In 3D printing, the material is melted but not to a molten state, and then it is added layer by layer. This contrasts with injection molding, which does not involve a layering process. The product from 3D printing is not usually the final version but typically a prototype.

Making production adjustments is easier with 3D printers compared to injection molding, which has fixed mold design features. Thus, 3D printers provide more flexibility in product delivery than injection molding.

Moreover, 3D printing allows for the creation of more complex designs than is feasible with injection molding.

Material Options

Injection molding works well with a broad range of materials, such as nylon, acrylic, polycarbonate, polyoxymethylene, polystyrene, metal, etc.

WRB Cube 3D Print - Plastic Metal & Wood Composites
Plastic Metal and Wood Composites
3D Model WRB Cube on Cults
©3DWithUs – Print and Photo: Max Funkner

3D printing also works well with a considerable range of materials. Popular materials used for 3D printing include plastics, resins, and, more recently, metals.

The material options are similar across both modes of production. However, if you are looking for creative manipulation of materials, 3D printing is the better option. Check out our basic guide on filaments for FDM 3D printers.


Whether 3D printing or injection molding is a better option, cost-wise, depends on several factors. The most important one is the number of parts to be produced. If you intend to make only a few copies, such as prototypes, 3D printing is the more cost-effective choice. On our website, you can find and compare the prices of budget FDM and resin 3D printers.

Injection molding is costly for low-scale operations due to the expenses involved in designing the mold, including its precise cavity. However, for high-volume production, e.g., 100+ parts, injection molding becomes the more cost-effective option.

Injection Molding Station
Injection Molding Station at TCT 3Sixty
©3DWithUs – Print and Photo: Max Funkner

3D printing costs are more favorable for entry-level projects. The cost of acquiring a working 3D printer is significantly lower than setting up an injection molding operation. Additionally, open-source software communities and other support networks help reduce costs in 3D printing.

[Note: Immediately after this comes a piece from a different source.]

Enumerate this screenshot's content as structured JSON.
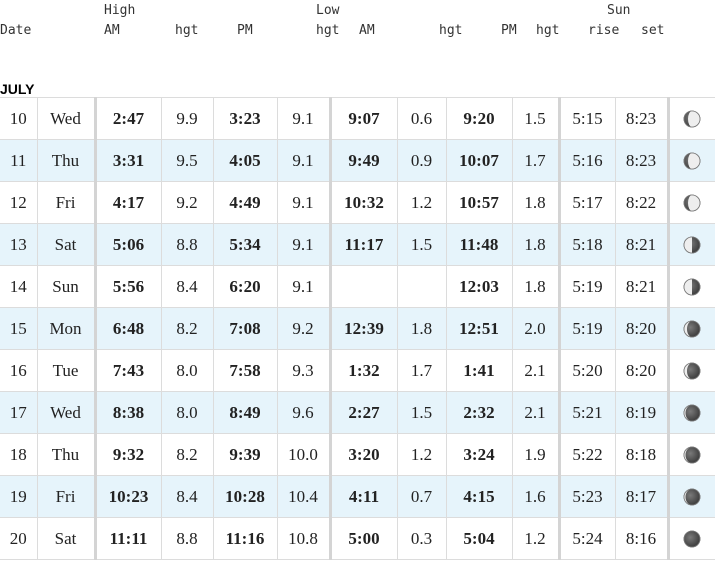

Injection molding is exponentially more expensive to operate and run for production. It also offers very little room for trial-and-error attempts without incurring high costs.

Is 3D printing going to replace injection molding?

Injection molding and 3D printing can have complementary uses, with 3D printing being better for prototype development and injection molding being more suited for mass production.

However, 3D printing is rapidly developing techniques that attempt to mimic the desirable features of injection molding. As a result, it is becoming increasingly likely that 3D printing will replace injection molding in the future.